В 1832 году болезнь дошла до городка Билстон близ Вулвергемптона. Уильяму Миллуорду, проживавшему на Дак-лейн, было 26 лет. Он был инженером, довольно перспективным профессионалом среднего класса, так что возможность обратиться за врачебной помощью у него была. Жил Миллуорд в удобном, хорошо обустроенном доме. Примерно 20 августа у него началась рвота. Скорее всего, в течение часа за ней последовала сильнейшая диарея. Он не мог контролировать свои телесные отправления, и вся его одежда вместе с постельным бельем оказалась испачкана — ему не хватало сил воспользоваться ночным горшком. Если бы в тот вечер к нему вызвали врача, он назначил бы больному лишь лекарство на основе опия, чтобы облегчить боль, главную надежду возлагали на собственные силы человека и на заботу сиделки.

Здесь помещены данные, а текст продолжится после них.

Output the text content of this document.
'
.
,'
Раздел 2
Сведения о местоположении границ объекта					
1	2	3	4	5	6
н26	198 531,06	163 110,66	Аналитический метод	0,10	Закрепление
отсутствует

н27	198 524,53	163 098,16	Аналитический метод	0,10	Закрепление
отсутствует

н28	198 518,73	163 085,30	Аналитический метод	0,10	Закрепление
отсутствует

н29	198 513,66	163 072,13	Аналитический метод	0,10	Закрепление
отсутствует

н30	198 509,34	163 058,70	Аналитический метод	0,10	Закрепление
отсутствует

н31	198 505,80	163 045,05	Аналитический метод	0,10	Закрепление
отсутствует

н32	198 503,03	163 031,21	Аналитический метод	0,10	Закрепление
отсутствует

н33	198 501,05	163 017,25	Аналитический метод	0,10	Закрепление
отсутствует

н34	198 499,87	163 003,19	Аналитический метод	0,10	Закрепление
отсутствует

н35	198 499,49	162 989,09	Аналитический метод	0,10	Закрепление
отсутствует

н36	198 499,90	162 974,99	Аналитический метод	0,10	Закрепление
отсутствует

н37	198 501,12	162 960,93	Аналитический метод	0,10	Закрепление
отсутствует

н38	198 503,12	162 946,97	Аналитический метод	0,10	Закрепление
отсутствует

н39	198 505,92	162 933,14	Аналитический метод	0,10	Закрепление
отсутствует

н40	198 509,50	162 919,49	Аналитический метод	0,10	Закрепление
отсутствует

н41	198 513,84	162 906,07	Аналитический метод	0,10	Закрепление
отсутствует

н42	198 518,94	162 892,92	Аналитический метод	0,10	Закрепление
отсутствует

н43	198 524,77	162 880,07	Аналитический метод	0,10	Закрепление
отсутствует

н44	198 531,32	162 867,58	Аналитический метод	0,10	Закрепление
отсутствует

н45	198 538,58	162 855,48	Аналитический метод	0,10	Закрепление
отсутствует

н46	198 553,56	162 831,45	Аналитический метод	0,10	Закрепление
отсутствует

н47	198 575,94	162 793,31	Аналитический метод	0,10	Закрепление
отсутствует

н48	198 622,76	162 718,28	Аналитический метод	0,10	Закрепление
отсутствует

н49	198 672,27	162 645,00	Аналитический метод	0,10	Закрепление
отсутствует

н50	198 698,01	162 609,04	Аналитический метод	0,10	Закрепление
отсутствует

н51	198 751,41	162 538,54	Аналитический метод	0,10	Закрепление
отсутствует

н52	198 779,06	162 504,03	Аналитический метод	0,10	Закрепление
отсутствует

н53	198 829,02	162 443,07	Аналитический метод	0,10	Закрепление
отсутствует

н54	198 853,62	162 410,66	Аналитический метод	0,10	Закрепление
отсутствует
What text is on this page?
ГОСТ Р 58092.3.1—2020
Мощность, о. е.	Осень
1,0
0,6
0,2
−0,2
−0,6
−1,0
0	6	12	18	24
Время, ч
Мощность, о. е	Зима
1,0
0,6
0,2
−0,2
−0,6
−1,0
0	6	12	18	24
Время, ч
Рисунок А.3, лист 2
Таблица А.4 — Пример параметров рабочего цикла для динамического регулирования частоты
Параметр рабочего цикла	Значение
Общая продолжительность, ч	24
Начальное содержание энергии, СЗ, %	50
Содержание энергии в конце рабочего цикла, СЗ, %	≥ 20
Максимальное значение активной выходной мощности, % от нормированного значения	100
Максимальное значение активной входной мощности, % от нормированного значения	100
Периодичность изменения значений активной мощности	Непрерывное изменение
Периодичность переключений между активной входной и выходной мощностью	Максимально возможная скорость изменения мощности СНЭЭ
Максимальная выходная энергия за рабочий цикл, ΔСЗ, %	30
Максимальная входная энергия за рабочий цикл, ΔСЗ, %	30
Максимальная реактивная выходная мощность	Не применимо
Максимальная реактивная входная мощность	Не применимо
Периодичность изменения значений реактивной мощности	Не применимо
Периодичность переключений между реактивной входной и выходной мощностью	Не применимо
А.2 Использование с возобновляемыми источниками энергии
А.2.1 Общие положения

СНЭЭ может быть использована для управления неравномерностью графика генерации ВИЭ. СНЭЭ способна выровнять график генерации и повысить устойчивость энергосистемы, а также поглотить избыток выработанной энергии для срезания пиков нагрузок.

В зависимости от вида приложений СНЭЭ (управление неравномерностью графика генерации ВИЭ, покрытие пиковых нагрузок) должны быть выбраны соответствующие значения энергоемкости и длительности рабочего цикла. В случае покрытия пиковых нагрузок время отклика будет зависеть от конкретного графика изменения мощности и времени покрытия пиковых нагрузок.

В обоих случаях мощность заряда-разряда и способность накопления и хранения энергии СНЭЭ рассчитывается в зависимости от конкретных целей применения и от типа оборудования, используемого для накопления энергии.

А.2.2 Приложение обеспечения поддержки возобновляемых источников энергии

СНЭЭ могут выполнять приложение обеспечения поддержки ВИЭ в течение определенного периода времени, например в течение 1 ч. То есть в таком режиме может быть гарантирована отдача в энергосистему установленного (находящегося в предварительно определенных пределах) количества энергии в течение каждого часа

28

Жертва болезни страдала от сильного обезвоживания, но любая жидкость, в том числе и вода, не усваивалась организмом. К исходу следующего дня у большинства больных синели губы, вваливались щеки, желтела кожа. Уильям умер 24 августа.
В 1832 году никто точно не знал, чем вызвано распространение холеры, но большинство считало, что болезнь связана с запахом. Самый большой шанс на выживание семья получала, если ей удавалось наилучшим образом избавиться от следов рвоты и фекалий больного. Все вещи по возможности стирали и кипятили, а комнаты окуривали серой. (В результате под угрозой заболевания чаще всего оказывались женщины, занимавшиеся стиркой. Если они тоже подхватывали болезнь, их могли срочно отправить в больницу в надежде защитить остальных домочадцев, хотя удручающие показатели выживаемости в благотворительных лечебницах давали мало надежды на выздоровление самой больной.) Несмотря на все усилия семьи Миллуорд, двухлетняя Кэтрин три дня спустя сошла в могилу вслед за Уильямом.
Если холера угрожала даже людям из среднего класса, проживающим в хорошем доме, для людей с ограниченными ресурсами это испытание неизбежно оказывалось еще более трудным. Возможность вызвать врача не играла почти никакой роли, принципиальное значение имело то, что в тесных и грязных помещениях было намного сложнее изолировать больного человека от здоровых. Не имея достаточного запаса одежды и постельного белья, пациента невозможно было содержать в чистоте, и это повышало риск для всех остальных членов семьи.
В одном городке с Уильямом жили три шахтерские семьи Бейли, вероятно, связанные между собой родством. Джон и Элизабет жили на Эттингшел-лейн, им было по 40 лет. Элизабет заболела и скончалась 15 августа, а Джон последовал за ней на следующий день. Их семилетняя старшая дочь продержалась еще две недели, а четырехмесячная малышка Энн дожила до середины сентября — все это время за ней, вероятно, присматривали соседи или родственники. Возможно, поначалу Энн взяла к себе еще одна семья Бейли, также живущая на Эттингшел-лейн, — Уильям и Элизабет. Уильяму было 30 лет, его жене на два года меньше, и у них была собственная пятимесячная дочь. Все они умерли к концу августа. Третья семья Бейли жила сразу за углом, на Лестер-стрит. Томас, Элизабет и трое их детей, Джон, Генри и Энн, умерли один за другим в течение восьми дней.
Были и те, кто выжил: удачливого больного спасал собственный крепкий организм, а кроме того, помогало сочувственное и настойчивое выкармливание. Самой эффективной жидкой пищей для частого приема были некрепкий говяжий бульон, содержавший природные соли, и ячменный отвар, содержавший небольшое количество сахара. В то время никто этого не знал, но слабый водный раствор соли и сахара мог обеспечить организму необходимую регидратацию после тяжелой диареи. К сожалению, многие люди погибли из-за отсутствия необходимых знаний. Но иногда больному удавалось случайным образом получить эти простые восстанавливающие средства из других продуктов и жидкости. Однако для того, чтобы заставить больного холерой принять то количество жидкости, которое действительно могло как-то изменить его состояние, требовались самоотверженность и отвага. Уход за больными в таких ужасных условиях был настоящим подвигом.